In this work, a VaSE algorithm suitable for extrusion-based 3D-printing is proposed. The algorithm considered both filament spacing and extruded material volume to determine the deposition plan for performance better than that of the corresponding control specimens. Two experiments were performed to evaluate the effectiveness of the proposed VaSE infill algorithm. In the first experiment, beams were optimized for flexural stiffness based on the desired mass fraction and placed under a simply supported 3-point bending load. They were then compared to a homogenous infill beam of the same relative density. For most cases, the VaSE algorithm produced beams that were stiffer, except for the beams with a local density below 10% in which a buckling failure mode occurred.
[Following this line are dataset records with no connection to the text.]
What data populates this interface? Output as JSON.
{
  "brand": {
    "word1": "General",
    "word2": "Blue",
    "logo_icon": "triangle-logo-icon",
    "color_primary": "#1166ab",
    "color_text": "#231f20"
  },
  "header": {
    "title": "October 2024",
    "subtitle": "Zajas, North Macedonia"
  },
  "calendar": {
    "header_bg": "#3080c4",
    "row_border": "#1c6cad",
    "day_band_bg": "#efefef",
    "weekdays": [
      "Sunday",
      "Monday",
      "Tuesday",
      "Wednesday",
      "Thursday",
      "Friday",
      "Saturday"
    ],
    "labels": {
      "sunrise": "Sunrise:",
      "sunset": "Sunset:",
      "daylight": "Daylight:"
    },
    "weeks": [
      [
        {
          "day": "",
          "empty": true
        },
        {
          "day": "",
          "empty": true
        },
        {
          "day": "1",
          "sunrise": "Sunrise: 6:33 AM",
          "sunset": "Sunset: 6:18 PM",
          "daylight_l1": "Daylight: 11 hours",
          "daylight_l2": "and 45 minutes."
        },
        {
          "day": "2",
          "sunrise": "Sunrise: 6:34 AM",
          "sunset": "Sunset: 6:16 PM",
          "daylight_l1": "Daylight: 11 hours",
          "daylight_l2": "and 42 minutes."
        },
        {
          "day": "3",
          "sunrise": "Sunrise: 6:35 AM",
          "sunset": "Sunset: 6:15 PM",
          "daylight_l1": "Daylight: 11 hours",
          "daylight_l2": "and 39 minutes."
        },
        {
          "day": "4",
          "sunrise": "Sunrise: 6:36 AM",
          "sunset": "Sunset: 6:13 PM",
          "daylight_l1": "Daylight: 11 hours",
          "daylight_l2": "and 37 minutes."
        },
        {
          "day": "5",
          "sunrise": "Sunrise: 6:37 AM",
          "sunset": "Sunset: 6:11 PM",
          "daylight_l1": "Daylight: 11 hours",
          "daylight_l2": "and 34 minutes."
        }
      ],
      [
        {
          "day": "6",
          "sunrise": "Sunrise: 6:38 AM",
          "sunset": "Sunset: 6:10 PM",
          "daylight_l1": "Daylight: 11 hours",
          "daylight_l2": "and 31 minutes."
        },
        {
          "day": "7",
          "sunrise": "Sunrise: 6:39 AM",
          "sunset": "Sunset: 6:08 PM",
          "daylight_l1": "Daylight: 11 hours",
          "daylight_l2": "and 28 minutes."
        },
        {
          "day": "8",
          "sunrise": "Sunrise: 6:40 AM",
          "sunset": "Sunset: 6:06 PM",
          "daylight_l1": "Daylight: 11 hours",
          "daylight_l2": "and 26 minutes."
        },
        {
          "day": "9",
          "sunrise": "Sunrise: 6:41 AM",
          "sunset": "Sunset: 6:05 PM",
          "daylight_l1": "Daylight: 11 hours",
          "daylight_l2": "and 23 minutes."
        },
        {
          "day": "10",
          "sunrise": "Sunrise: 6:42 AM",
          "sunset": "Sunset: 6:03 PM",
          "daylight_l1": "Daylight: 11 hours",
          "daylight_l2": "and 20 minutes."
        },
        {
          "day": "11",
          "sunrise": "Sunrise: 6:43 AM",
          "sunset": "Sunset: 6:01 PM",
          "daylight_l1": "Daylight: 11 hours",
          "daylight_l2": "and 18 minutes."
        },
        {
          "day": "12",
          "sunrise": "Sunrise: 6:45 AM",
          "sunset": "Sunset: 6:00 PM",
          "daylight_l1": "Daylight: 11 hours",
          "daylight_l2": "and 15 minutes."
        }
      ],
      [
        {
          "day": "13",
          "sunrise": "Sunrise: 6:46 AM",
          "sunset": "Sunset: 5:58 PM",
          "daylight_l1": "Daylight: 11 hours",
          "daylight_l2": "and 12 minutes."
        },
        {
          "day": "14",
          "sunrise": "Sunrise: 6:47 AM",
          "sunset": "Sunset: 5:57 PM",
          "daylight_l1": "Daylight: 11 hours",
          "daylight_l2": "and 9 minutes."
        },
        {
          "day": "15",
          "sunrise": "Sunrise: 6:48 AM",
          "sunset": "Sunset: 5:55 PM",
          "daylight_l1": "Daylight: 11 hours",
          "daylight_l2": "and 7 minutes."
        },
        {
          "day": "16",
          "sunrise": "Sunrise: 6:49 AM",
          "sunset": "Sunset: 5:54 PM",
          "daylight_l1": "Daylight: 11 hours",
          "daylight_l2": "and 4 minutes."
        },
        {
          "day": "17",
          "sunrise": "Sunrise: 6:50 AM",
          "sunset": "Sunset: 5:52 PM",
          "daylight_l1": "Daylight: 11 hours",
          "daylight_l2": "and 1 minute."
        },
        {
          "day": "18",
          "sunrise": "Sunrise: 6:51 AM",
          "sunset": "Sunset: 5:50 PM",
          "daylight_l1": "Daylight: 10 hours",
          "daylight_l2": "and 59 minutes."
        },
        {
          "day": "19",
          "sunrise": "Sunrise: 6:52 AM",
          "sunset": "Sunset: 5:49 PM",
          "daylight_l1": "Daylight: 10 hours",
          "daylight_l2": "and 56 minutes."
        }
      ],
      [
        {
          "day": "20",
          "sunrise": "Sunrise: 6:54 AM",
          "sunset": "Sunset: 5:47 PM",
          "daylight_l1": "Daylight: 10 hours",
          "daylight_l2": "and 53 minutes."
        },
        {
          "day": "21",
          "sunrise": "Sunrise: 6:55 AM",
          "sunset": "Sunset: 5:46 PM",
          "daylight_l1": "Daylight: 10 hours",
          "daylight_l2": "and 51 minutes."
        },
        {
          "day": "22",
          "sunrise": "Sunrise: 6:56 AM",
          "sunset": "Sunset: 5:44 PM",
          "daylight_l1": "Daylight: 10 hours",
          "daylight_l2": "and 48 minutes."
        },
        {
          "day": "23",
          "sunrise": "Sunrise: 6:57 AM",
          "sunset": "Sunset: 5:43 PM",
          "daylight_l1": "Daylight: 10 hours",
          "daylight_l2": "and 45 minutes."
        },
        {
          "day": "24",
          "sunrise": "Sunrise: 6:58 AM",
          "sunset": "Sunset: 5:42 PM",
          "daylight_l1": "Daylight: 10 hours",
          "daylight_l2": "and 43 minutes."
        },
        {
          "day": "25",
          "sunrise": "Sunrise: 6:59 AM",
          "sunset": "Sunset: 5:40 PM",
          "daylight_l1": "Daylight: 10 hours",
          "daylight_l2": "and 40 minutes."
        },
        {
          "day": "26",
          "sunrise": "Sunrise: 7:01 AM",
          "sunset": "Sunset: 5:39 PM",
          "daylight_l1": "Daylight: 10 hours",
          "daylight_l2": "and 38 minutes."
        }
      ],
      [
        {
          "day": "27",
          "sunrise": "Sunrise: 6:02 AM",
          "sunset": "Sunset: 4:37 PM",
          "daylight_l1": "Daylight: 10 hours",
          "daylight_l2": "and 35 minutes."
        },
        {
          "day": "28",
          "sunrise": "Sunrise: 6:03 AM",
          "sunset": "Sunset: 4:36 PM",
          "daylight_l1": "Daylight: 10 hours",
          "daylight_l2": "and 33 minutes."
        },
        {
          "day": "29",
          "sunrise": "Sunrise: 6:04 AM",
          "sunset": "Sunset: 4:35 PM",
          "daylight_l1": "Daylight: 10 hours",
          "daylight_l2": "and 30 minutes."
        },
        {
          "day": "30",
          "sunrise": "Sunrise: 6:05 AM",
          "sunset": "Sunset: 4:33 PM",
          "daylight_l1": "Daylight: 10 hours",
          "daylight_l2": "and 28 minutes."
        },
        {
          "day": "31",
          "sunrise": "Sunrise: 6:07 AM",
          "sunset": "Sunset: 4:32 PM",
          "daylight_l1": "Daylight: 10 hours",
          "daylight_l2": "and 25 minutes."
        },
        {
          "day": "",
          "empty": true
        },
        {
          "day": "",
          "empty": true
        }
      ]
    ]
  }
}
As the topology optimization that generated the density distribution did not have a local buckling constraint imposed, it was concluded that the reduced stiffness is attributed to the limitations of the optimization problem definition and not the VaSE algorithm. However, we also propose that the variable width implementation of the algorithm could have caused issues with buckling response. For instance, we observed the beads did not have a stable output, with oscillations in bead width throughout the part instead of uniformity observed in Cura. Such fluctuations could have created additional weakness unaccounted for. The other experiment saw the optimization of a cantilever beam with the goal of maximizing its fundamental natural frequency. The results were post-processed using the VaSE algorithm as well as the geometry extraction method. Measurements showed that VaSE had double the natural frequency of the optimized shape in most cases and at least matched performance in others. Execution of the proposed algorithm is relatively simple, and time required to run it is within a couple of minutes, which is very much comparable with the existing process. In the future, the VaSE infill generation algorithm will be integrated with a commercial slicer for generation of the machine parameters, making it accessible to a wider audience and allowing better functionality.